The reforms stalled deliberations as the House was uncomfortable with Rep. Patricia Lovejoy, D-Stratham, saying significant changes in tax policy done in the budget have not worked well in the past, citing the LLC, campground and gambling taxes.
“There was a lot of adverse impact and we had to do away with those,” she said.
Education Funding
The $138 million for additional education aid to school districts is between the $160 million in the House budget paid for largely by a new capital gains tax dropped from the budget, and the slightly less than $100 million approved by the House.
The additional money will be distributed in the second year of the biennium by reestablishing disparity aid to help property poor communities with a higher percentage of residents in poverty.
Both the Senate and House restored stabilization grants to their original levels after three years of 4 percent cuts that sent some districts into crisis, and a commission to determine the cost of an adequate education and how best to distribute state aid.
Under the approved agreement, Berlin would receive about $4.2 million in additional state aid; Claremont, $5.6 million; Derry, $7 million; Manchester, $15 million; Newport, $2.7 million; Pittsfield, $1.8 million; Rochester, $8 million, and Franklin, $1.4 million.
Other Elements
Lawmakers put additional money into child protection services, children’s health services, rate increases for substance abuse treatment and recovery service providers and housing for those they help, and a new scholarship program to help attract recent college graduates to the new regenerative tissue program in Manchester’s Millyard.

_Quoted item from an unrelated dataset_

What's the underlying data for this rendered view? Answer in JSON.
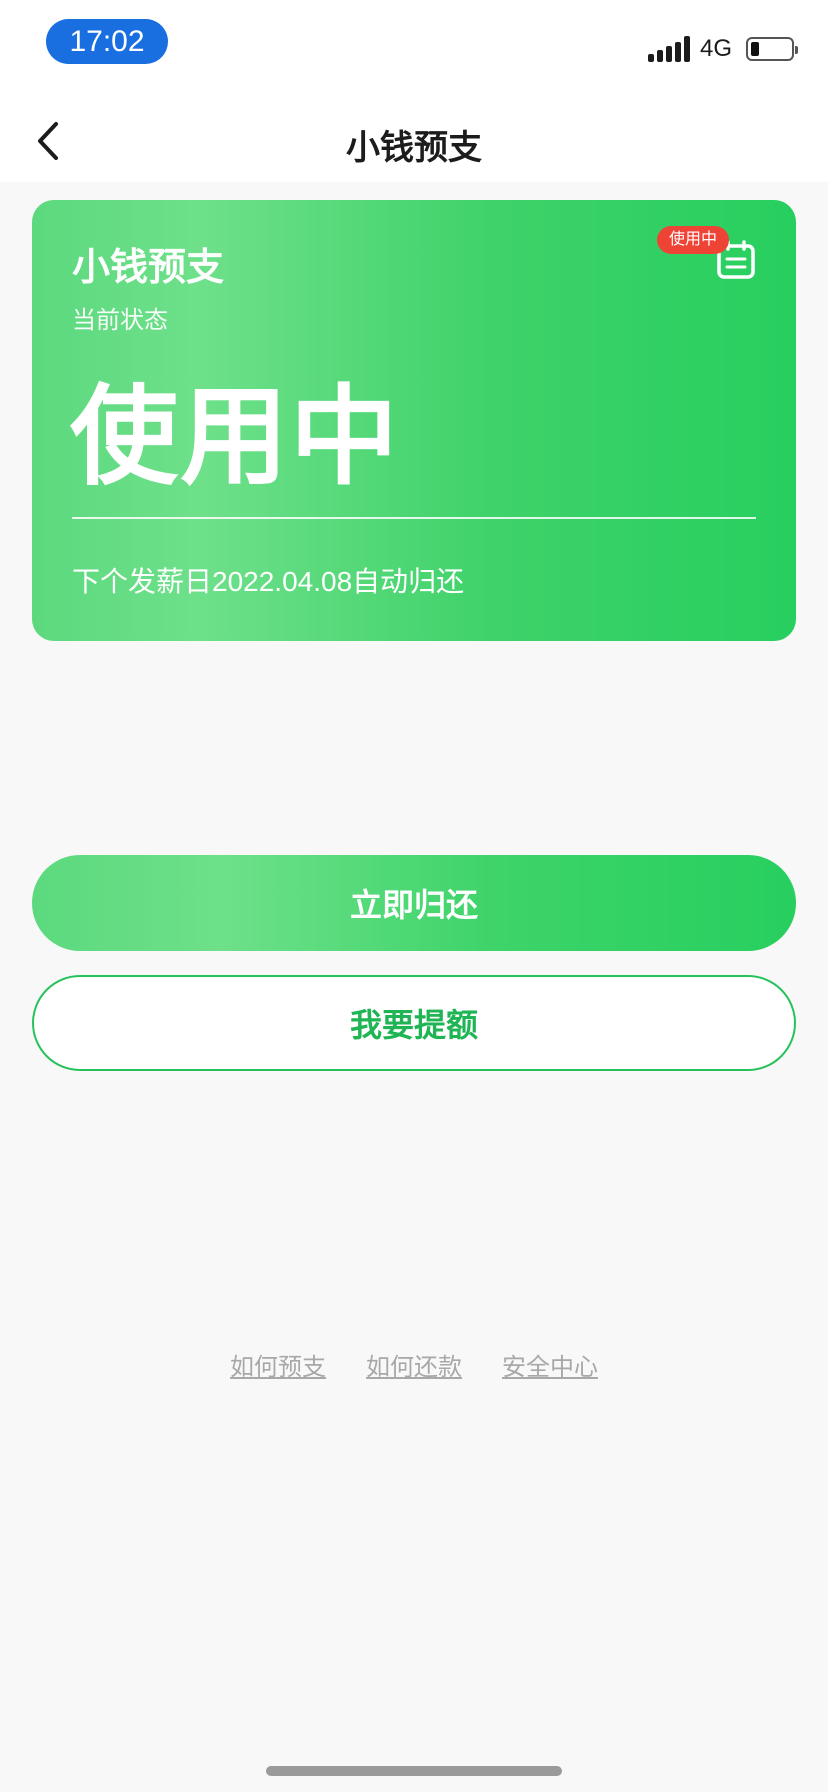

Under the agreement, the University System of New Hampshire would receive $173.5 million in state funding, and the Community College System of New Hampshire $109 million. Both are higher than the governor proposed.
The budget adds 10 new designated receiving facility beds that would serve a statewide need to go along with the 44 beds currently in existence, all in southern New Hampshire, creates a $2 million program to help low-income seniors with the “donut hole” when Medicaid Part D drug benefits no longer cover prescription costs, and begins an adult dental benefit under the Medicaid program.
The House and Senate vote on the compromise budget package June 27 but cannot change it from what was approved Thursday.
Sununu will have to decide what he will do with the two-year budget.
A veto override would require a two-thirds vote of both houses, but Democrats do not have enough members to override a veto on their own.
The conference committee on the budget began on Monday and finished early Wednesday afternoon.